Tartışma mevzuu olan ve birçok dindar tarafından reddedilen mefhumlardan birisi de “cumhuriyet”tır.
Aslında, onların karşı olduğu ve reddettiği İslâm’ın öngördüğü hakiki cumhuriyet değil, “cumhuriyet” adı altında uygulanan istibdat, baskı ve zulümdür! Zira, gerçek cumhuriyet, “Adâlet ve meşveret ve kanunda inhisar-ı kuvvetten ibarettir [ekseriyetin görüşüne göre hareket ve gücün sınırlandırılması, hukukun üstünlüğü].”11
“Hürriyetin en geniş şekli cumhuriyettir.”12 Kur’ân’da vurgulan “şûrâ” ve “meşveret” kavramları da meşrûtiyet, demokrasi, meclis, parlamenter sistem demektir. “Müslümanların hayat-ı içtimaiye-i İslâmiyedeki saadetlerinin anahtarı, meşveret-i şer’iyedir. ‘Ve emruhum şûrâ beynehum’ âyet-i kerimesi, şûrâyı [meclisi] esas olarak emrediyor. “13
Bir dipnotta, “O zaman Meşrûtiyet; şimdi o kelime yerine Cumhuriyet konulmuş.”14 açıklaması yapılır. Yani, “hürriyet, meşrûtiyet, cumhuriyet, (demokrasi)” aynı anlamda kullanılan kavramlardır. “Meşrûtiyet ile sû-i istimâlâtın ekser yolları münsed [kapalı] olur; istibdatta ise açıktır.”15 cümlesi de demokrasiyi anlatır.
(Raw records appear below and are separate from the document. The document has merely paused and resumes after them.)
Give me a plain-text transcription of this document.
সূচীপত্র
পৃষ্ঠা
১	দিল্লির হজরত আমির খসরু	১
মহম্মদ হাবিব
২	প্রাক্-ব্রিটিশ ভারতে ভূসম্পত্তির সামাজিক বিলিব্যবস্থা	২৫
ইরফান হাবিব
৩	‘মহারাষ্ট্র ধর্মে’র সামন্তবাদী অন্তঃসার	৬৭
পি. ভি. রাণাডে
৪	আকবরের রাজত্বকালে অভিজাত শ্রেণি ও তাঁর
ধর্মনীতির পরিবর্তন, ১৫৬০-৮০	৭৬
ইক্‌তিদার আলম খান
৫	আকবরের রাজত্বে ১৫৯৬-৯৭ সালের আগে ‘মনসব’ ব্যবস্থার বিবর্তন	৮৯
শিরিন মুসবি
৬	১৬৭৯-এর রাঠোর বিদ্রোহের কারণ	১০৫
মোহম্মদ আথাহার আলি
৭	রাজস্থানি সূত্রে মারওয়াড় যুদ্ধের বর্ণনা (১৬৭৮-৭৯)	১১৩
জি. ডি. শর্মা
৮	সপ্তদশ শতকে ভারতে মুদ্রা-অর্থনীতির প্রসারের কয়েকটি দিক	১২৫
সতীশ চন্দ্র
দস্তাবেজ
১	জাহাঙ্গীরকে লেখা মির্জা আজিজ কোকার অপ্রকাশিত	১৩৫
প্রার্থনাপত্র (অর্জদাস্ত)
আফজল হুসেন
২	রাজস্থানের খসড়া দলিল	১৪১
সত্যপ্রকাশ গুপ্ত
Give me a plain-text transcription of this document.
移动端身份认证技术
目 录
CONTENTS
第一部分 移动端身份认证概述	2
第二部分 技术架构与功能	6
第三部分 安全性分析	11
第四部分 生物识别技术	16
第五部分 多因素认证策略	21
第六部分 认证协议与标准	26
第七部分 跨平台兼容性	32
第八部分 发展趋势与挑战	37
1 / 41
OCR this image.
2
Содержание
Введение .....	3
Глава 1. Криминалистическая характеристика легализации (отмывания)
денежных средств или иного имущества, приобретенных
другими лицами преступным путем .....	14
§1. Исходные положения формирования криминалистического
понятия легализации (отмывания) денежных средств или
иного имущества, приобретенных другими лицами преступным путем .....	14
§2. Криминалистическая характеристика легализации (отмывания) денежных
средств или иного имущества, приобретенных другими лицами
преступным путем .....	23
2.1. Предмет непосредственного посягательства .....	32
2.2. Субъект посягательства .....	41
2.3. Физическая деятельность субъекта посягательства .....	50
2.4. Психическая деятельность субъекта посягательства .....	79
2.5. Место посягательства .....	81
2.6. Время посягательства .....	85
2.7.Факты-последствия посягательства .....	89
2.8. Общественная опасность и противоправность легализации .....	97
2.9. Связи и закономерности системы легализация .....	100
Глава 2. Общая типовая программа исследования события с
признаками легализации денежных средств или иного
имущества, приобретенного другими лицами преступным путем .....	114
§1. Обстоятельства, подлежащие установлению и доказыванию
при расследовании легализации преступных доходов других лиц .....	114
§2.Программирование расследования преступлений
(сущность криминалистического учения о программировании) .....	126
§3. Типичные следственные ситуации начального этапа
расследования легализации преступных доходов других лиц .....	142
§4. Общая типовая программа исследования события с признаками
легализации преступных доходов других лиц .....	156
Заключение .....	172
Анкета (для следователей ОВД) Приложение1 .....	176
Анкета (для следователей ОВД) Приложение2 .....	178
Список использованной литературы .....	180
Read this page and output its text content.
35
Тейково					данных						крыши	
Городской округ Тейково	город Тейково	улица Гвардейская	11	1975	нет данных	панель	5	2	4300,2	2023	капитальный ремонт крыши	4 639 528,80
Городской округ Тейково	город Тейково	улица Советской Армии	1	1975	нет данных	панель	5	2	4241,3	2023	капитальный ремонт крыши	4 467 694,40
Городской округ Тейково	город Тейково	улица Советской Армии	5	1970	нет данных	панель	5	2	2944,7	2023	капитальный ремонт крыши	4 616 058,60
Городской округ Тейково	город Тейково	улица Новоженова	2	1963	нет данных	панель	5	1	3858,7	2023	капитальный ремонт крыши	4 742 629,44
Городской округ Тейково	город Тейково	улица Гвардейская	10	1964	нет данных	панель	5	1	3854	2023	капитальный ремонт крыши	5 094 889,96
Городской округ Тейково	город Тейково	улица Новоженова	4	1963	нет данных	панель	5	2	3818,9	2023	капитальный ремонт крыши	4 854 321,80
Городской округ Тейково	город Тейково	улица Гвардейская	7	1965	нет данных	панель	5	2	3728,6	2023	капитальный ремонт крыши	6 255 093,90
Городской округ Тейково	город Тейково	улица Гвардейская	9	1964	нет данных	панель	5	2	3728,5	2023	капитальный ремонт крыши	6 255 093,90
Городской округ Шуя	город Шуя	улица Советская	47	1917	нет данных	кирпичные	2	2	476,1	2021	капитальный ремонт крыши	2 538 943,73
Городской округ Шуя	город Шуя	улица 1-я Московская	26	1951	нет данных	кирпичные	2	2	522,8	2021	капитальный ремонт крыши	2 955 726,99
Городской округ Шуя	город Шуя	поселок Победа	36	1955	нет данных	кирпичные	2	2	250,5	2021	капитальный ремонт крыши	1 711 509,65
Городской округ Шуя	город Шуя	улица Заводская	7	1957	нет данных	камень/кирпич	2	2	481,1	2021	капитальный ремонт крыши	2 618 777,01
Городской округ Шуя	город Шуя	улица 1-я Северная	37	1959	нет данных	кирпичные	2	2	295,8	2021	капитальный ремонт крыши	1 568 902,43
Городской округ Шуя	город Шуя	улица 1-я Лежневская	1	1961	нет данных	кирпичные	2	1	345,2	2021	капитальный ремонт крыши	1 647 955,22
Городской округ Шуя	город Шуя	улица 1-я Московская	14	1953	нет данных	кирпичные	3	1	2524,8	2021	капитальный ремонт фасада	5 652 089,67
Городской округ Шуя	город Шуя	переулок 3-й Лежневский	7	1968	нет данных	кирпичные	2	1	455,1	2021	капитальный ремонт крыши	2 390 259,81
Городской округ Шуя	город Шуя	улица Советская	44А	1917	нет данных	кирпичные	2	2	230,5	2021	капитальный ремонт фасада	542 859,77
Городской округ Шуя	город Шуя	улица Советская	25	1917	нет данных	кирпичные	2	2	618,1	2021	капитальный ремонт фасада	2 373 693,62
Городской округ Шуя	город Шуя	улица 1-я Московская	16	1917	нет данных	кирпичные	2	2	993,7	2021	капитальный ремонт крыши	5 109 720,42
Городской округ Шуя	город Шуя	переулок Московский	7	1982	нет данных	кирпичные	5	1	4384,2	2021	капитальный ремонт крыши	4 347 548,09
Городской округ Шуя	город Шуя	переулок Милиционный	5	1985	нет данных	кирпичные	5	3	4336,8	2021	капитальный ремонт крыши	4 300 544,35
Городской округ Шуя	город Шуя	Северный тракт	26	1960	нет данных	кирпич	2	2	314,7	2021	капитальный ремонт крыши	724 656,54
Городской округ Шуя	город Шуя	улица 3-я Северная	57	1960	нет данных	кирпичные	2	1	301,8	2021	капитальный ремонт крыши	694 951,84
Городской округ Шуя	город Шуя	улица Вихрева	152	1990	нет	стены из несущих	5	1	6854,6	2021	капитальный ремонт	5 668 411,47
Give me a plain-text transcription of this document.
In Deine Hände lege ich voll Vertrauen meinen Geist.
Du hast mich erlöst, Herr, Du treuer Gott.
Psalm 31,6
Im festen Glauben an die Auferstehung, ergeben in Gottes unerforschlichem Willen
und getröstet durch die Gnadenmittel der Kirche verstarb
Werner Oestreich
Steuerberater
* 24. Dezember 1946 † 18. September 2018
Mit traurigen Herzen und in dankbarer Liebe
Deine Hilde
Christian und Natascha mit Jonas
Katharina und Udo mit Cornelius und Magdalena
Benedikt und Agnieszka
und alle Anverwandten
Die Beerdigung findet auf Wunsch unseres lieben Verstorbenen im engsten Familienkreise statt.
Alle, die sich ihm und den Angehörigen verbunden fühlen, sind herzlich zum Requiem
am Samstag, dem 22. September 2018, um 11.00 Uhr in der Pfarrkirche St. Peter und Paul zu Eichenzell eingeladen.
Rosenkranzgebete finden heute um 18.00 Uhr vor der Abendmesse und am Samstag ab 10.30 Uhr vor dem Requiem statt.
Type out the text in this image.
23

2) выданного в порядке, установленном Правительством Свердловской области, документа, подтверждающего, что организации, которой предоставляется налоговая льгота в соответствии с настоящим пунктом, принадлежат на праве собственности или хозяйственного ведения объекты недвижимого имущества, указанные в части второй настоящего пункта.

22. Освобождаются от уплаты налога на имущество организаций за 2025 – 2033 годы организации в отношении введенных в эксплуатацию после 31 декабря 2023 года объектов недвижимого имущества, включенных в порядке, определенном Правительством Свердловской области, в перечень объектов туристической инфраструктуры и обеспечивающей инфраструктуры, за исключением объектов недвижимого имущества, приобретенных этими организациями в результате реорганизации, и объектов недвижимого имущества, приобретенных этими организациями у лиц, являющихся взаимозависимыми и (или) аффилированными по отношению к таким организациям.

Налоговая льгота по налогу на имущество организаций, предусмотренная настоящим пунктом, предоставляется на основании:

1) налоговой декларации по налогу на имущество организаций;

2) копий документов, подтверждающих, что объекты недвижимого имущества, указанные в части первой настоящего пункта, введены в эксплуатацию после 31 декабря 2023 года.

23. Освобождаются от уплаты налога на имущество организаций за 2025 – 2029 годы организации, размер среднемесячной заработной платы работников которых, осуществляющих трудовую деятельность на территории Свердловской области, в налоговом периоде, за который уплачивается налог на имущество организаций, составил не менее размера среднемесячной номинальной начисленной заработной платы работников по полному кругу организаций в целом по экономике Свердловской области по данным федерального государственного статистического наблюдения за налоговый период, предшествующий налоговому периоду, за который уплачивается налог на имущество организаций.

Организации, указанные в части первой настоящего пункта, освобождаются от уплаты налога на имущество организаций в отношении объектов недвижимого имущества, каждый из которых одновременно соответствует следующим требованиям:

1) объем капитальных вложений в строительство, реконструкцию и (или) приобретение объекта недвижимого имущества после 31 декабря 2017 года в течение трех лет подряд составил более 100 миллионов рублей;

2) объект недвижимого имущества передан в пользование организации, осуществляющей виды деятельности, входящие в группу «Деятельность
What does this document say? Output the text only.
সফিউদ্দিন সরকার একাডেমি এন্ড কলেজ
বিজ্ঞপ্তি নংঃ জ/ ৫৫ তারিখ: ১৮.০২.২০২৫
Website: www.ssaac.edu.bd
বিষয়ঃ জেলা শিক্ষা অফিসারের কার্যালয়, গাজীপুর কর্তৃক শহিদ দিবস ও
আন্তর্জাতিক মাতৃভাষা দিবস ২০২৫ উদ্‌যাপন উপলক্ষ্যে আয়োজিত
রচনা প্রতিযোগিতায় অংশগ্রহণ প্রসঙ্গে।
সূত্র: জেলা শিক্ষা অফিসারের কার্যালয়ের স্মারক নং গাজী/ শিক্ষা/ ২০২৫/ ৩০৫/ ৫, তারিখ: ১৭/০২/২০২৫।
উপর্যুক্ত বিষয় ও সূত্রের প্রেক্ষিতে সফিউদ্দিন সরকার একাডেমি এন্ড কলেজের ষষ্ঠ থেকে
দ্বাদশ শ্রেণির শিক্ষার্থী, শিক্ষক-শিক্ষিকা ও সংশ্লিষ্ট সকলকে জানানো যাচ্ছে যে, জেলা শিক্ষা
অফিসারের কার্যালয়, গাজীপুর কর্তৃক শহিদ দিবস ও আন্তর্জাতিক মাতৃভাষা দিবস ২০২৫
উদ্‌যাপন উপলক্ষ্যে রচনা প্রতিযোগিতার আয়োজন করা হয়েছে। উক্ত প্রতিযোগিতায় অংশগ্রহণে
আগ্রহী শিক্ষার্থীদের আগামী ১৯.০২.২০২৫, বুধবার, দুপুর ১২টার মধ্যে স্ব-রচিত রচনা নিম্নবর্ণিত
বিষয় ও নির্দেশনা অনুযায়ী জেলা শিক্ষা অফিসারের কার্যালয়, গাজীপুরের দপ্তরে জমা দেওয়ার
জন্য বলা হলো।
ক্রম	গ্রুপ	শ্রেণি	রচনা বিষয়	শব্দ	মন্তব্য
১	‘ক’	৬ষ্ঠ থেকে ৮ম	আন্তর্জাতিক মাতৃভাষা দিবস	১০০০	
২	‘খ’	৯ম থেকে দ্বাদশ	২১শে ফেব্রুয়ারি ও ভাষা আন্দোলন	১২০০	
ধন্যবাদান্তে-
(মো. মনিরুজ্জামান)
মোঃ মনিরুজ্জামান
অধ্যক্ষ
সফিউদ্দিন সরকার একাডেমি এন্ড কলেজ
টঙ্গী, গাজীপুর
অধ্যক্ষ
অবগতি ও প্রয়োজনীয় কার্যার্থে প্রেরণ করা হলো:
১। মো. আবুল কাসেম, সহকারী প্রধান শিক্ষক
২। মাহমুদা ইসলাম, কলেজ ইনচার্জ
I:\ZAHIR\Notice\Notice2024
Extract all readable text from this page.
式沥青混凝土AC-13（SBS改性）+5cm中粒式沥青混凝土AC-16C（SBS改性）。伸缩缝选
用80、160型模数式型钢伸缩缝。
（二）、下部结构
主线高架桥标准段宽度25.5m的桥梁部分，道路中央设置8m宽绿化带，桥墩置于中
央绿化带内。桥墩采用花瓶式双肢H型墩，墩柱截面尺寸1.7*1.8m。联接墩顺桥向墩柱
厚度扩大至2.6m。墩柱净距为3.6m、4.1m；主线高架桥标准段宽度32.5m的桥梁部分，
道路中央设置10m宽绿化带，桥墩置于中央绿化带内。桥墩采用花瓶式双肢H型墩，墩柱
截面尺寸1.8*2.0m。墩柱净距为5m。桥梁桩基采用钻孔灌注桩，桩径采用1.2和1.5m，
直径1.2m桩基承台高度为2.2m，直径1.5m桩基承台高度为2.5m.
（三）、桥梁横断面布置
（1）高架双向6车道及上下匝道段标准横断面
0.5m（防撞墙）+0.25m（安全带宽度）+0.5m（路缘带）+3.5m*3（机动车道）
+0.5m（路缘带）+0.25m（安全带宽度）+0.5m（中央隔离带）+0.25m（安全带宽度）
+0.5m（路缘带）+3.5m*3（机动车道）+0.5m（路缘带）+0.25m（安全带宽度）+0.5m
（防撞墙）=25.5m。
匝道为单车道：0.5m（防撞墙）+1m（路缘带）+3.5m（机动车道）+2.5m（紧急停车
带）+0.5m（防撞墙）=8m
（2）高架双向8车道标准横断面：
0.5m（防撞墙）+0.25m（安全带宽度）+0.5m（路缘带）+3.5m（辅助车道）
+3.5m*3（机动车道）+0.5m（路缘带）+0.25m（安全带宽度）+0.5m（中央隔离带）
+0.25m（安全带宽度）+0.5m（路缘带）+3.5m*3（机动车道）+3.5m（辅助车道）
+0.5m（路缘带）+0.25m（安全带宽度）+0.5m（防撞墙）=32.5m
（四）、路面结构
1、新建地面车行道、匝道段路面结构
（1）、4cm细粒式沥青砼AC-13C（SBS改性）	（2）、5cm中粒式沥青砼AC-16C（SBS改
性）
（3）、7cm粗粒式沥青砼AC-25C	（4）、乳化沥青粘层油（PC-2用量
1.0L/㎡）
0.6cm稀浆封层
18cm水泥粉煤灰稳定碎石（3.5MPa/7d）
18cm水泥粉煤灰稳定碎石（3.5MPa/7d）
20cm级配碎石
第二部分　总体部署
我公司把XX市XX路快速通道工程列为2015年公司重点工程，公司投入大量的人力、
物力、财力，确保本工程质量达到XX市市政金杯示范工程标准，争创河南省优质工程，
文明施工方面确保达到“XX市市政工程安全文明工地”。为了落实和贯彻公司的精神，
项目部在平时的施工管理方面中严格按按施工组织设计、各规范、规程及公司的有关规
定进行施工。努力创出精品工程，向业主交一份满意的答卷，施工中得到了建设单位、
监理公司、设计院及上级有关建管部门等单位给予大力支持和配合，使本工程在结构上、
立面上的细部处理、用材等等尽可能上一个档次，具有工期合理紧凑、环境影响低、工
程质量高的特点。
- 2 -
Asr-ı Saadet yönetim modelinin “cumhuriyet” olduğunu şöyle ifade eder Bediüzzaman: “Bu karınca ve arı milletleri cumhuriyetçidirler. Cumhuriyetperverliklerine hürmeten, taneleri karıncalara veriyorum. Sonra dediler: ‘Sen selef-i salihîne muhalefet ediyorsun.’
“Cevaben diyordum: Hulefâ-i Raşidîn hem halife, hem reis-i cumhur idiler. Sıddîk-ı Ekber (ra) Aşere-i Mübeşşereye ve Sahabe-i Kirama elbette reis-i cumhur hükmünde idi. Fakat mânâsız isim ve resim değil, belki hakikat-ı adaleti ve hürriyet-i şer’iyeyi taşıyan mana-yı dindar cumhuriyetin reisleri idiler.”16
Hulefâ-i Raşidîn (ilk dört halife), yönetimlerinde hem hürriyeti, hem adaleti hem meşvereti, hem meşrutiyeti, hem cumhuriyeti hem de de şeffaflık ve sorgulamayı en mütekâmil mânâda ortaya koydular.
Görüldüğü gibi “hürriyet, meşrutiyet, cumhuriyet (demokrasi) İslâmî kavramlardır. Anlamak, özümsemek ve sahip çıkmak için başta Münazarat, Hutbe-i Şâmiye, Divan-ı Harb-i Örfî gibi eserler kerrat ile okunmalı, mütalâa ve müzâkere edilmelidir.
Dipnotlar:
11-Divan-ı Harb-i Örfî, s. 65.; 12-Tarihçe-i Hayat, s. 204.; 13-Hutbe-i Şâmiye, s. 65.; 14-Divan-ı Harb-i Örfî, s. 65.; 15-Münazarat, s. 39.; 16-Beyanat ve Tenvirler, Enst./intr., s. 275.